Penurunan ini disorot karena masih adanya ketidakjelasan struktur kepemilikan saham dan indikasi perdagangan terkoordinasi yang dinilai dapat mengganggu proses pembentukan harga serta transparansi free float.

BRIDS mencatat Indonesia menjadi salah satu dari dua negara Emerging Market yang mendapatkan penurunan penilaian pada tahun ini.

Menurut BRIDS, perhatian MSCI tertuju pada transparansi kepemilikan saham di pasar domestik. Indikasi perdagangan terkoordinasi disebut berpotensi menurunkan kualitas price discovery pasar.

“Status Indonesia tetap Emerging Market, namun isu tata kelola dan transparansi masih menjadi sorotan investor global,” kata BRIDS dalam catatannya, Jumat (19/6/2026).

Risiko yang Diwaspadai Investor

Kiwoom Sekuritas menilai risiko utama dari pengumuman MSCI bukanlah hilangnya status Emerging Market, melainkan kemungkinan diskon valuasi terhadap aset Indonesia berlangsung lebih lama.

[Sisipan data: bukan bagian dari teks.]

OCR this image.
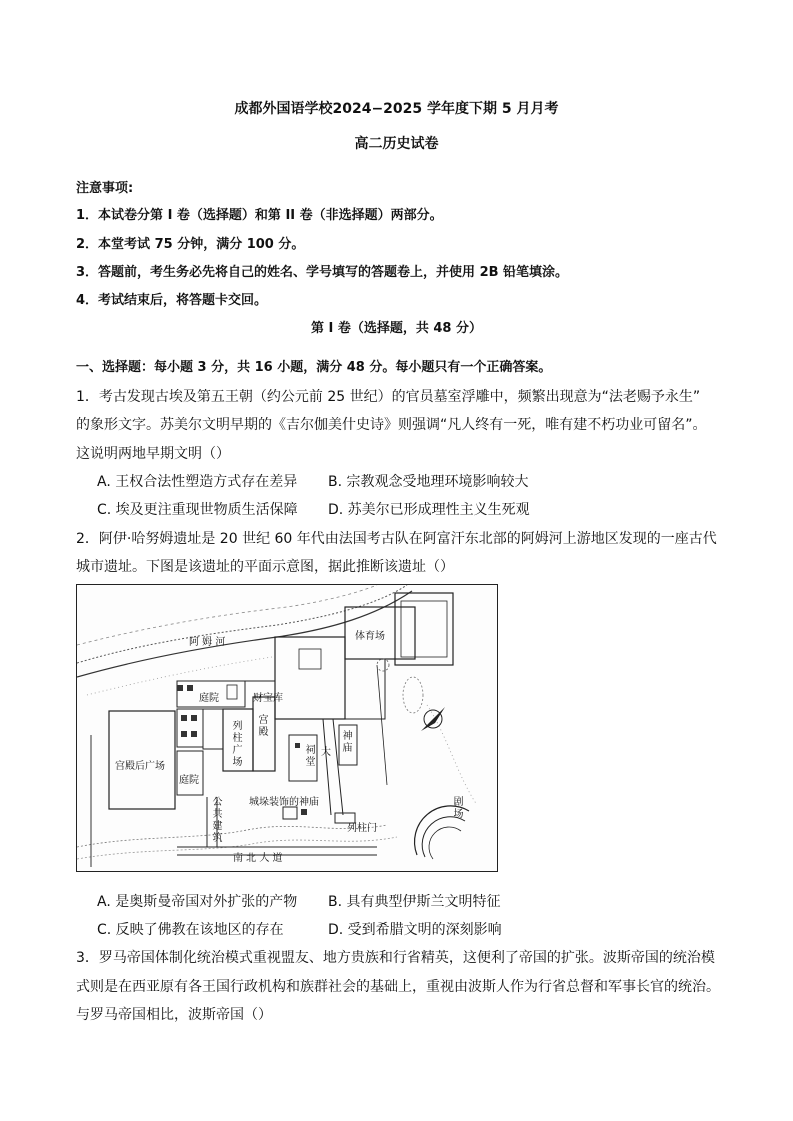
成都外国语学校2024−2025 学年度下期 5 月月考
高二历史试卷
注意事项:
1．本试卷分第 I 卷（选择题）和第 II 卷（非选择题）两部分。
2．本堂考试 75 分钟，满分 100 分。
3．答题前，考生务必先将自己的姓名、学号填写的答题卷上，并使用 2B 铅笔填涂。
4．考试结束后，将答题卡交回。
第 I 卷（选择题，共 48 分）
一、选择题：每小题 3 分，共 16 小题，满分 48 分。每小题只有一个正确答案。
1．考古发现古埃及第五王朝（约公元前 25 世纪）的官员墓室浮雕中，频繁出现意为“法老赐予永生”
的象形文字。苏美尔文明早期的《吉尔伽美什史诗》则强调“凡人终有一死，唯有建不朽功业可留名”。
这说明两地早期文明（）
A. 王权合法性塑造方式存在差异 B. 宗教观念受地理环境影响较大
C. 埃及更注重现世物质生活保障 D. 苏美尔已形成理性主义生死观
2．阿伊·哈努姆遗址是 20 世纪 60 年代由法国考古队在阿富汗东北部的阿姆河上游地区发现的一座古代
城市遗址。下图是该遗址的平面示意图，据此推断该遗址（）
阿 姆 河
体育场
庭院	财宝库
宫殿后广场
列柱广场
宫殿
庭院
神庙
祠堂
大
城垛装饰的神庙
公共建筑
列柱门
南 北 大 道
剧场
A. 是奥斯曼帝国对外扩张的产物 B. 具有典型伊斯兰文明特征
C. 反映了佛教在该地区的存在	D. 受到希腊文明的深刻影响
3．罗马帝国体制化统治模式重视盟友、地方贵族和行省精英，这便利了帝国的扩张。波斯帝国的统治模
式则是在西亚原有各王国行政机构和族群社会的基础上，重视由波斯人作为行省总督和军事长官的统治。
与罗马帝国相比，波斯帝国（）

“Sampai terlihat peningkatan yang signifikan dalam transparansi, kualitas saham yang beredar bebas, dan integritas pasar, investor asing mungkin akan terus mempertahankan posisi underweight terhadap Indonesia,” sebut Kiwoom Sekuritas.

Catatan BRIDS dan Kiwoom menempatkan fokus pada aspek tata kelola pasar dan transparansi sebagai faktor yang dapat memengaruhi persepsi investor global terhadap pasar modal Indonesia.